Second, Kivitz argues that CIT consented to the surcharge by entering into the cash collateral order. That contention borders on the frivolous. The cash collateral order simply provided for a surcharge if the court ultimately ordered such a surcharge.[2]

Third, Kivitz argues that CIT consented to a surcharge by not objecting to the June 29, 1998 compensation order containing an authorization for a surcharge. In fact, CIT did object to that order by filing a joint emergency motion to vacate the order on July 9, 1998. That motion resulted in the entry of another compensation order on August 10, 1998, specifically vacating the grant of a surcharge.

Fourth, Kivitz' argument that CIT's consent to surcharge can be inferred from its consent to the post-petition financing order is contradicted by the very terms of that order. It requires CIT's prior written consent to a surcharge for priority claims and administrative expenses. CIT never provided such written consent.

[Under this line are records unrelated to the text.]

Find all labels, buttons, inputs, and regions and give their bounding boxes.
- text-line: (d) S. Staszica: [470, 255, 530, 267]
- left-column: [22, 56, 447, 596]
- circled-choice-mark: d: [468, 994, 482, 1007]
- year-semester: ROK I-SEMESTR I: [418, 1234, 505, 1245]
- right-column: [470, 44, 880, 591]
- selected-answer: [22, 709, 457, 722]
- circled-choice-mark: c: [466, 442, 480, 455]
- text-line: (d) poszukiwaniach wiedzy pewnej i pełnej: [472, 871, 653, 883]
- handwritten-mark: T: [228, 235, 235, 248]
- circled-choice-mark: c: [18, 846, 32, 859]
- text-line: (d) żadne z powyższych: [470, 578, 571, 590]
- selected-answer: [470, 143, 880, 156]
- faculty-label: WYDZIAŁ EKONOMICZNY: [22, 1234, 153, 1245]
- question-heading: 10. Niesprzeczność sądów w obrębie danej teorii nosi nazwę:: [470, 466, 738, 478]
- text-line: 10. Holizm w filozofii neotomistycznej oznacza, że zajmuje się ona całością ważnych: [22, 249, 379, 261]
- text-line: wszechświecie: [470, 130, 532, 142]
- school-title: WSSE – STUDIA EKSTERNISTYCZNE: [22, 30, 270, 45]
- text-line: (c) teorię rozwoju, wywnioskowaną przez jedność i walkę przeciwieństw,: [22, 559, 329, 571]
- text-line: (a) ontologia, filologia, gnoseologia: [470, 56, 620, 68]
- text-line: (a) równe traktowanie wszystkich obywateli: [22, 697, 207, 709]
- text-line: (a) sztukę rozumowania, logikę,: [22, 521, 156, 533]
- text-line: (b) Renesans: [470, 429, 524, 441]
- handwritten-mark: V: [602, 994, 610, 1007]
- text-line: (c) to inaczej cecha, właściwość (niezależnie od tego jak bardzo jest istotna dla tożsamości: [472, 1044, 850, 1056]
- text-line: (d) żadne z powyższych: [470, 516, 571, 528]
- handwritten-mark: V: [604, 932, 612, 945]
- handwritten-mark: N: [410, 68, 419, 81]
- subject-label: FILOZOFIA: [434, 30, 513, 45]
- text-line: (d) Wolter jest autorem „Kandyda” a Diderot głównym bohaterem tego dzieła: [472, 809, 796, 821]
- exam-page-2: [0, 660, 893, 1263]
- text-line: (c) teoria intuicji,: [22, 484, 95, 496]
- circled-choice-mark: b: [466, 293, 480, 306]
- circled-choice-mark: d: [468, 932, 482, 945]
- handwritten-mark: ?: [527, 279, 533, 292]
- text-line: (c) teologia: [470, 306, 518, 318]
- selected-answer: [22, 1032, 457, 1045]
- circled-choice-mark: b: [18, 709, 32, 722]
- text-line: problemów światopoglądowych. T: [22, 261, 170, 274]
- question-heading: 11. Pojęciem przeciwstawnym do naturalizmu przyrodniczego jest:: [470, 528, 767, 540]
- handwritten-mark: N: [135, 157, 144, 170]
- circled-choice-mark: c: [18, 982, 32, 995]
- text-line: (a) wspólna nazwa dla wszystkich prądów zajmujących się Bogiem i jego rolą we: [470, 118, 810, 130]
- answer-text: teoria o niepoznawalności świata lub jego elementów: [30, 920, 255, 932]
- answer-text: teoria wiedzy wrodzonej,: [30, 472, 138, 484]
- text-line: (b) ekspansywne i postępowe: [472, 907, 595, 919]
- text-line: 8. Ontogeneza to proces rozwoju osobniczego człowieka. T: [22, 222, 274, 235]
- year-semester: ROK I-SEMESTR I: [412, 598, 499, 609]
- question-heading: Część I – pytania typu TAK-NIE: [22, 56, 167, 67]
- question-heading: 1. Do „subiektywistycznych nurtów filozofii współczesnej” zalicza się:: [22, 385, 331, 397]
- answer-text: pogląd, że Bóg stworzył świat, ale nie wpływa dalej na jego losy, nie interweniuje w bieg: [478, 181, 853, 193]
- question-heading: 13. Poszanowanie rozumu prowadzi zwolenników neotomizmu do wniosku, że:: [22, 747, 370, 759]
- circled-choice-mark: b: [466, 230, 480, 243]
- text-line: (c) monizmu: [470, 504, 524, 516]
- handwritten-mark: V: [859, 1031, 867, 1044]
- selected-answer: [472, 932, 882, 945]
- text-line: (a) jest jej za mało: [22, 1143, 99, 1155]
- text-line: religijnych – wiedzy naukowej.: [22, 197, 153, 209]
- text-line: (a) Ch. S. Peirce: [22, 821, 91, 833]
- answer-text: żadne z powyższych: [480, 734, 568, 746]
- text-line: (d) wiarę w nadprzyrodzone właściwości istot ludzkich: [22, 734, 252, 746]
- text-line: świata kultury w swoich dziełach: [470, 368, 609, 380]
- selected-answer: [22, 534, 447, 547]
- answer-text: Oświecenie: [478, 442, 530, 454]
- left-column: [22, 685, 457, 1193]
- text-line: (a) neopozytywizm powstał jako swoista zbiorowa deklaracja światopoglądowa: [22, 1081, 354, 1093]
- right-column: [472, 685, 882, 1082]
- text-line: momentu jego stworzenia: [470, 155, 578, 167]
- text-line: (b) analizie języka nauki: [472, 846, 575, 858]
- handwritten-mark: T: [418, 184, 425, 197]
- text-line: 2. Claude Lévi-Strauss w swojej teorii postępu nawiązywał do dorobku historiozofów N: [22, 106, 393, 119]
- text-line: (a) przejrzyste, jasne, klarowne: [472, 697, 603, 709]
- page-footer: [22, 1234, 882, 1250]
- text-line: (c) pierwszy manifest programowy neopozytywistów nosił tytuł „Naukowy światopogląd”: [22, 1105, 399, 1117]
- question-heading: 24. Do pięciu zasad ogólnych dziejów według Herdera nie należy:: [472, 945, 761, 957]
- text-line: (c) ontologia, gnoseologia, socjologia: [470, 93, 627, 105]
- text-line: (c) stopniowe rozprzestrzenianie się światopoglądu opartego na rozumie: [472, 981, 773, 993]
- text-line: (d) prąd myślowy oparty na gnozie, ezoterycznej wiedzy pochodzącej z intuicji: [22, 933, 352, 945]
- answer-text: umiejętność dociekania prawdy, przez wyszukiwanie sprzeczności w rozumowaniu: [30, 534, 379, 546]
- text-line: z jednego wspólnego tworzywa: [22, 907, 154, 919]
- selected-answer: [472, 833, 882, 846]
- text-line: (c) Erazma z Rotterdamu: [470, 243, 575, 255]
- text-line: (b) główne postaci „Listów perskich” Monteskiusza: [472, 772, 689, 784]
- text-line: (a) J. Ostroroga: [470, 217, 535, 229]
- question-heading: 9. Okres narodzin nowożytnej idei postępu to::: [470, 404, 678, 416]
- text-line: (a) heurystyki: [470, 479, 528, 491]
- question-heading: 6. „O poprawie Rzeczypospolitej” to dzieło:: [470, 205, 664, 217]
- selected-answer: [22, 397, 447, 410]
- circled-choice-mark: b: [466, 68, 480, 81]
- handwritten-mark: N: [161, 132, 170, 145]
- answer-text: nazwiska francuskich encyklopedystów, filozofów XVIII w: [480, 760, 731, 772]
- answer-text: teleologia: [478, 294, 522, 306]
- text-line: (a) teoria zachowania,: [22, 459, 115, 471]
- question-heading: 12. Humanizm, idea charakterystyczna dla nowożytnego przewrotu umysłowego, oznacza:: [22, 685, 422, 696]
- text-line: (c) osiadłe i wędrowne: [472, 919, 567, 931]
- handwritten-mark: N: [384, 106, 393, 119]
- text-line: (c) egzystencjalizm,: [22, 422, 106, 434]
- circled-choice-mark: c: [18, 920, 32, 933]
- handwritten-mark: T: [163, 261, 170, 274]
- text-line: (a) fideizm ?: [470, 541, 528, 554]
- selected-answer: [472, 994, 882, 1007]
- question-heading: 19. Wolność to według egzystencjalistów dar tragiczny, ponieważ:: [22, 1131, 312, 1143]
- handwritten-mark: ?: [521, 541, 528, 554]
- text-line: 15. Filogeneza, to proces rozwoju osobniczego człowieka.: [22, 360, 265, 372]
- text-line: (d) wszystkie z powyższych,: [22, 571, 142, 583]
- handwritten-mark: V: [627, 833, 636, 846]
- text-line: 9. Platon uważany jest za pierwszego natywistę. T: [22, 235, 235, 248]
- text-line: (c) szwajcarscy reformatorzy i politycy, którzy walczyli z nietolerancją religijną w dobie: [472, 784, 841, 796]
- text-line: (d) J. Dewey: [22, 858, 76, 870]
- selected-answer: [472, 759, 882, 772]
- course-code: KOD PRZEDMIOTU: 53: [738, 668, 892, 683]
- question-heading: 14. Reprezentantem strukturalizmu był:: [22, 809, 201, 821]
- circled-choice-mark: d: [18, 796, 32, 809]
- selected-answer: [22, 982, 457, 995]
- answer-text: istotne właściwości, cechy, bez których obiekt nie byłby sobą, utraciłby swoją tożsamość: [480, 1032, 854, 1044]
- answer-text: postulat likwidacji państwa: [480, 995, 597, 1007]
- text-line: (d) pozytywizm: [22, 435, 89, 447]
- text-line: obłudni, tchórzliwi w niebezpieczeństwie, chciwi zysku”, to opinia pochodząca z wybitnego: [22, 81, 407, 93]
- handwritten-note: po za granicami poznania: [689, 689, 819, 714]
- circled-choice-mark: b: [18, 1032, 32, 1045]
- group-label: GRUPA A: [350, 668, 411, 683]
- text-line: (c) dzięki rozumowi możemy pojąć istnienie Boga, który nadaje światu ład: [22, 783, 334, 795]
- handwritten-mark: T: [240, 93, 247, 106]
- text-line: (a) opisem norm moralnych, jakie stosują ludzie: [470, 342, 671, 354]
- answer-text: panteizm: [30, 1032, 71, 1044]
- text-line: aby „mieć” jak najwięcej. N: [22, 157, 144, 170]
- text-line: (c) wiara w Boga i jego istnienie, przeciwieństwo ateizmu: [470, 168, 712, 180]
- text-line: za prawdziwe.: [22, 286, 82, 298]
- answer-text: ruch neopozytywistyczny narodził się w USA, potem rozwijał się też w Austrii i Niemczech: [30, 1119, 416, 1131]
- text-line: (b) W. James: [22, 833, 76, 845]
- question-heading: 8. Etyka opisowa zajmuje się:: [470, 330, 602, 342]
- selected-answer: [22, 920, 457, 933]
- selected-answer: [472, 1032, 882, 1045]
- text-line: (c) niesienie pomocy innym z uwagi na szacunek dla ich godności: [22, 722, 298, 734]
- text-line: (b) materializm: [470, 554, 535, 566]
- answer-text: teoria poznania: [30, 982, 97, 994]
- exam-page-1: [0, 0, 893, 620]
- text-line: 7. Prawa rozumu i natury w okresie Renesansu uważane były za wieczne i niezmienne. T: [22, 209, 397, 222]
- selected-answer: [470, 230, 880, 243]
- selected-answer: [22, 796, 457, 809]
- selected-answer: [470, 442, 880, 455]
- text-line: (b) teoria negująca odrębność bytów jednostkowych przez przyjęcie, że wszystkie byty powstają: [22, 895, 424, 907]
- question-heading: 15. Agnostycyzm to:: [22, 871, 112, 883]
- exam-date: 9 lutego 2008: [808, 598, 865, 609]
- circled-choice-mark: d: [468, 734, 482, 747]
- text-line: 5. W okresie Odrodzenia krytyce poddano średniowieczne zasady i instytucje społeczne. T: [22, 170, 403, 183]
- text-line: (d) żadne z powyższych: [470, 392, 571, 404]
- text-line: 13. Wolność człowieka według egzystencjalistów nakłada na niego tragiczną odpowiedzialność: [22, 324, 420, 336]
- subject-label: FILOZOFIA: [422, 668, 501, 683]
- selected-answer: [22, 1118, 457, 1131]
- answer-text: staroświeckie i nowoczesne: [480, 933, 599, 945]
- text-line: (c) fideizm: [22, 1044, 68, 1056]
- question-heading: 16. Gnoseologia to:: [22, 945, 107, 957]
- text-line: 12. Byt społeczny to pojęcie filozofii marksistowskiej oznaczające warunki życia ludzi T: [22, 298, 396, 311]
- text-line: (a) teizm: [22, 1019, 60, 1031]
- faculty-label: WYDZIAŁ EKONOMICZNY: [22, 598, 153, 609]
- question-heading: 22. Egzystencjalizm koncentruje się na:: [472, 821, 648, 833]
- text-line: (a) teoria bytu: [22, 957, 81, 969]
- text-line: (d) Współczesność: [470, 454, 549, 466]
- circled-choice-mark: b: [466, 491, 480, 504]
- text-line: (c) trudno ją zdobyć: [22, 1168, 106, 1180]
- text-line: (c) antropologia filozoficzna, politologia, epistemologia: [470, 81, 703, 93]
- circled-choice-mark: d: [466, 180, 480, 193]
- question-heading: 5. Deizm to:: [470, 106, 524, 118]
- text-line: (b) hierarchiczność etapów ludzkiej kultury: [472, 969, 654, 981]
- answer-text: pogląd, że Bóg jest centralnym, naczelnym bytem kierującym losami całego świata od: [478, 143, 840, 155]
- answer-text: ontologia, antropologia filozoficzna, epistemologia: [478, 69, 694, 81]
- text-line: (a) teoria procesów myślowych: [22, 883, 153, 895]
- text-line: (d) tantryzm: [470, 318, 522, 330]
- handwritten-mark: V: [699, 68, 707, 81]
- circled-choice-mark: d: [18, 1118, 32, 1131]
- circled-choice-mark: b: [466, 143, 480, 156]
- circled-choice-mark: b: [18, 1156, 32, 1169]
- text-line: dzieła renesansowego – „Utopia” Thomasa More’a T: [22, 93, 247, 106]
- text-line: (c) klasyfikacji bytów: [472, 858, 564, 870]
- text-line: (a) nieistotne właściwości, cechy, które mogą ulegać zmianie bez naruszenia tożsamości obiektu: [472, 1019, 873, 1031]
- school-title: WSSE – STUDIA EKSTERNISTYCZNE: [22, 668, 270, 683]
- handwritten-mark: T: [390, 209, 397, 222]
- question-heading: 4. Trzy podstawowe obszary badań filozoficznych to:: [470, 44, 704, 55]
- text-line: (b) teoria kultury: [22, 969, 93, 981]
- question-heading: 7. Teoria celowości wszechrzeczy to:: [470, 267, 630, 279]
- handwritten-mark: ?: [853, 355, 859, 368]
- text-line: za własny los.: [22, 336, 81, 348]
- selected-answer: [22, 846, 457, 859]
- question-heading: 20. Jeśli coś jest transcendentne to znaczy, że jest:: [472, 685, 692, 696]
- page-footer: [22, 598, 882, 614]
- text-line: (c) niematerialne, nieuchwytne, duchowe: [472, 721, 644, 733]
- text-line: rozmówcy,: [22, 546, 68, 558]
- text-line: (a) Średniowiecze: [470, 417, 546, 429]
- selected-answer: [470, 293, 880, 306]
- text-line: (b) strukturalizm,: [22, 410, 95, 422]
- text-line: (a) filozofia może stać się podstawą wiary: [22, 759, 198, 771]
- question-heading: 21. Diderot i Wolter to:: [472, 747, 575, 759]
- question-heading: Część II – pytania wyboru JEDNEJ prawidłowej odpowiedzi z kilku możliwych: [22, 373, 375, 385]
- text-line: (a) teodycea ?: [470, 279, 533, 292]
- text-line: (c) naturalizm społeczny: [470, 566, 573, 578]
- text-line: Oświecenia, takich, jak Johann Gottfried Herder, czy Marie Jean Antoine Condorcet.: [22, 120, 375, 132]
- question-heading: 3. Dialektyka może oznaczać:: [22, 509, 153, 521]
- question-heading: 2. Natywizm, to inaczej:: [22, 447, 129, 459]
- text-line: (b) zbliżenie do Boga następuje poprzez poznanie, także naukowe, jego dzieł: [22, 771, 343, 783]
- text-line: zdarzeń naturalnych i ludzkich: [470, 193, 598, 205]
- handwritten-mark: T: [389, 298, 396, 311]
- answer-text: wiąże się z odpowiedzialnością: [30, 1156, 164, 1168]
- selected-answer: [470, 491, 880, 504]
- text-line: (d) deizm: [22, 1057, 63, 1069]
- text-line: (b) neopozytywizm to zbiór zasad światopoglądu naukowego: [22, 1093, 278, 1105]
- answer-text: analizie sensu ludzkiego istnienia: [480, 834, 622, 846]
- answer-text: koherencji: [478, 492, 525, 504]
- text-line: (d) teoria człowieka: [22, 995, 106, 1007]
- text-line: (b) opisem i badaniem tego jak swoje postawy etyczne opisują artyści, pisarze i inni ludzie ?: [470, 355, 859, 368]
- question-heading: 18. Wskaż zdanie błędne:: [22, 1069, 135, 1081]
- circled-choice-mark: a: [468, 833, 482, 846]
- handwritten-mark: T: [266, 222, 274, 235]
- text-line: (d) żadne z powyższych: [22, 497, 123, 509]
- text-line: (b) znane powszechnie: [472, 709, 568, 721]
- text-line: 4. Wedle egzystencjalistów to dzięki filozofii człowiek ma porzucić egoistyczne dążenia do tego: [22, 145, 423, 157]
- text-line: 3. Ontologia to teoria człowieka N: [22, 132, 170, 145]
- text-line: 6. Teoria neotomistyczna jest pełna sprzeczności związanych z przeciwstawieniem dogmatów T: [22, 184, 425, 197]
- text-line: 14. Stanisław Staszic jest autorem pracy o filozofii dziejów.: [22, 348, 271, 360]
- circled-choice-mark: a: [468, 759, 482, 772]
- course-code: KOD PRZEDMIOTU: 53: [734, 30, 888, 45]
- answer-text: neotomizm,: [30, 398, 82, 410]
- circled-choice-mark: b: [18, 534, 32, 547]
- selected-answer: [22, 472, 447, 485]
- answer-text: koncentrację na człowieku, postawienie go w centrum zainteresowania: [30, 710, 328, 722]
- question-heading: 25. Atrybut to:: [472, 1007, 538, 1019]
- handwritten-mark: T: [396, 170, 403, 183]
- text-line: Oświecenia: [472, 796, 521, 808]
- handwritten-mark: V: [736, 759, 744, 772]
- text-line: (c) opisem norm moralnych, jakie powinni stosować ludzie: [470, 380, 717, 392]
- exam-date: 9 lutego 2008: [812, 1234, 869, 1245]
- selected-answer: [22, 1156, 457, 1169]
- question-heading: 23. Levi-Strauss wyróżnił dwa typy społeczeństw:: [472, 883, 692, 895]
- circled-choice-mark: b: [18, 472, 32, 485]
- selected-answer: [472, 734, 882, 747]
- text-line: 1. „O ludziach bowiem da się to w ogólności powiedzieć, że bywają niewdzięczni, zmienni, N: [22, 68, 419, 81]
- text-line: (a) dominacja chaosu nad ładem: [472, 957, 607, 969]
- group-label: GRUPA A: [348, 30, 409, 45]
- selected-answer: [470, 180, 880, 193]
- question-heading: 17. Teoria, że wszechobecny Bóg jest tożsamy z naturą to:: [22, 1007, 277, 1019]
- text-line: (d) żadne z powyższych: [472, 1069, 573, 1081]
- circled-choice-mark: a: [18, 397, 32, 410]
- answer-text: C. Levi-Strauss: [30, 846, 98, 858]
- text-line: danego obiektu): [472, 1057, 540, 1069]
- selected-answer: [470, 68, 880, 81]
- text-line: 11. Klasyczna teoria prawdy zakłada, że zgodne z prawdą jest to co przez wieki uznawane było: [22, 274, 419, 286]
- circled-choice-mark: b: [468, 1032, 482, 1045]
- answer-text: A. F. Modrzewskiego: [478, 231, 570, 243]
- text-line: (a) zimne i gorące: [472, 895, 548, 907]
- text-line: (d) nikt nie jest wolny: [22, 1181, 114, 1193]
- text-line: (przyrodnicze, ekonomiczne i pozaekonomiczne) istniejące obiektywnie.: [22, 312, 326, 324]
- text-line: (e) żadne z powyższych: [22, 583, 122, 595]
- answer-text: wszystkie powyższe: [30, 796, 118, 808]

Fifth, Kivitz' contention that an April 17, 1998 order maintaining the provisions of the cash collateral order constitutes a consent to a surcharge fails for the reason that, as stated above, the cash collateral order itself does not constitute a consent to a surcharge.

Finally, Kivitz' reliance on a compensation order entered on August 10, 1998, is misplaced since that order applies to $40,386.49 in compensation that was, in fact, paid to Kivitz and is not an issue in this case.[3]

A separate order affirming the Bankruptcy Court's order is being entered herewith.

NOTES

[1] This appeal has been pending for almost a year. In light of the age of the case and the importance of avoiding further delay in decision, I will dispense with any discussion of the facts and assume that the reader of this opinion has a working knowledge of the governing rules and principles.

[2] The order did provide Kivitz with an equal priority for his fees and costs up to $50,000. However, Kivitz has previously recovered fees and costs in excess of $50,000.

[3] Although denying Kivitz a surcharge, the Bankruptcy Court did award him fees and expenses in the amount of $16,000. This award was somewhat less than that requested by Kivitz, and Kivitz has appealed that decision as well. As a practical matter, the issue appears to be mooted by the fact that I am affirming the Bankruptcy Court's order denying surcharge. In any event, the Bankruptcy Court, which had first-hand knowledge of the value of the services rendered by Kivitz, is in a far better position than is this court to determine the compensation to which he would be due. Kivitz has not demonstrated that the Bankruptcy Court abused its discretion in determining the amount of its award.